Thursday, December 20, 2012

Wow. Not a great week.

Tuesday I had shoulder surgery. I stayed overnight at the hospital.  I don't like hospitals. I don't like nurses who impose "appropriate" controls upon unreasonable patients who wonder why their 8:00 p.m. pills aren't here yet and it's midnight.  Or CNAs who impose "appropriate" controls when the inhalers were brought by the respiratory tech at 2:30, on schedule, but then she got a call and it's 4:00 and the inhalers are due again in 2 more hours so is she coming back or are we just skipping that does?  Dear, she'll be back.  Just relax!

And the pharmacist who apparently doesn't know that you don't absorb calcium properly without Vitamin D so instead of sending that combination, he sent Tums.  Which are calcium, yes, but they have no Vitamin D so they're useless as a calcium supplement.  This guy is a pharmacist for a huge hospital and he doesn't know that?  I'm a consumer and I know that.

There is, in other words, very little respect for patients in hospitals.  I take my medication at 8 and 8, and my inhalers four times a day at the same times every day and I drink probably more water than most people, and its good for me.  And 6 small meals a day have been the standard for hypoglycemia at least since I was 5, but apparently hospitals don't know that so that didn't happen either.

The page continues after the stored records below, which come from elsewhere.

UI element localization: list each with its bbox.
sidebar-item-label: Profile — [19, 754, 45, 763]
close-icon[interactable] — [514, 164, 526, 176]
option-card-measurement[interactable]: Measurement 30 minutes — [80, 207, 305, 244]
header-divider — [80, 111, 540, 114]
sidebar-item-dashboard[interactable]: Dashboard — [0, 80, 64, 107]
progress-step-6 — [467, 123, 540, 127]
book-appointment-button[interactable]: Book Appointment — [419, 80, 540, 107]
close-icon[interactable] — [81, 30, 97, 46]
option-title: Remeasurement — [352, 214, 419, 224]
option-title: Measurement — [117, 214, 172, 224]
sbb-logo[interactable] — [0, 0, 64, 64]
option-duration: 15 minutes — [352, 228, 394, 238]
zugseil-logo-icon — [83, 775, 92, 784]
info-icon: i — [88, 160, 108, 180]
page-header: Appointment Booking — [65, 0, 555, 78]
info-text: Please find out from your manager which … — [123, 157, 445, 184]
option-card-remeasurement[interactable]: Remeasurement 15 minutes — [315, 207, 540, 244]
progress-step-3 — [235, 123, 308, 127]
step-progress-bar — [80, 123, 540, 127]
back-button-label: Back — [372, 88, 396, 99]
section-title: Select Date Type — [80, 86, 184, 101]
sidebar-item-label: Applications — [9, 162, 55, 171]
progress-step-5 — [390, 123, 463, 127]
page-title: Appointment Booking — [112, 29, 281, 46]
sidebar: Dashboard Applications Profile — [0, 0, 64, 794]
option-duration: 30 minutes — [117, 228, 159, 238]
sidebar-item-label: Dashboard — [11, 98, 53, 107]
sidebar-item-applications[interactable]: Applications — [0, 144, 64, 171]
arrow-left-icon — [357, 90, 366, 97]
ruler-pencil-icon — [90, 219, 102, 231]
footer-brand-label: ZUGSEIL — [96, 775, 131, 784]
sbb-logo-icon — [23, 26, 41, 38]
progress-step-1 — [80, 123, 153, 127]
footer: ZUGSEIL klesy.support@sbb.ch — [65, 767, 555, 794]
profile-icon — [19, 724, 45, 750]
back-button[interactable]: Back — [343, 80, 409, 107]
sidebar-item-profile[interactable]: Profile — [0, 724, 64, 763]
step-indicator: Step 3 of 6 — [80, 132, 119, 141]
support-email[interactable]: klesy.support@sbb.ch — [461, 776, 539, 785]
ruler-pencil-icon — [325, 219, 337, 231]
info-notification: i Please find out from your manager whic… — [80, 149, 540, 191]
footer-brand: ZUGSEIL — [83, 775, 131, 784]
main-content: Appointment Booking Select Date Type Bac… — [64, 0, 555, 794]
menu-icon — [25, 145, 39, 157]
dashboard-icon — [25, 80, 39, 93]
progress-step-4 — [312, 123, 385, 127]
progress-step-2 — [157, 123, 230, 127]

So I'm glad to be home where the pill alarm goes off four times a day, small meals are ready six times a day, and the day starts with a protein drink because, as one gifted doctor put it, if you have hypoglycemia, waking up is an emergency.  I have CNAs coming in am, midday and PM.  AM helps me shower and dress, and makes breakfast for me.  This morning's CNA also repackaged some food for me so I could actually eat it.  I have a vacuum sealer that preserves food nicely but it requires scissors to get the bag open and my hands are not in a position to do that.

So I have a big owie and I don't like those.  But something happened that I like less.

Just on a whim I searched for a nephew of mine.  And there he was, on mugshots.com, that sweet child whose mother was the worst human being ever born.

When they arrested her for felony child abuse, one officer, staring in horror at the battered, beaten, bruised and probably dying baby on the floor, asked that sweet nephew's mother, "Lady, how could you do this to a baby?"

And she said, "Hey, Man, no sweat.  You grab him by one leg, swing him around your head a couple times, and then let go."

She'd apparently done that several times.  He lived, though.  That sweet baby lived.

And now he's on mugshots.com.  His face is hard and angry.  He is ill-kept and I can tell you that he has not eaten well in a far too long.  He's on the run.  The charge is breaking and entering.  This a probation violation.   They don't know where he is right now.  But they'll find him.   They always do.  They'll find him in a drunken stupor in an alley, or in a drug induced haze in some stranger's bed.  They will find him.  They will try him.  They will convict him.  And he will go back to prison.  I wonder if his son even knows him.  I wonder if his son's mother cares where he is.

I don't think there are a lot of people who care about Jason.  But there is me.  He won't know that.  He'll never hear it.  But I do.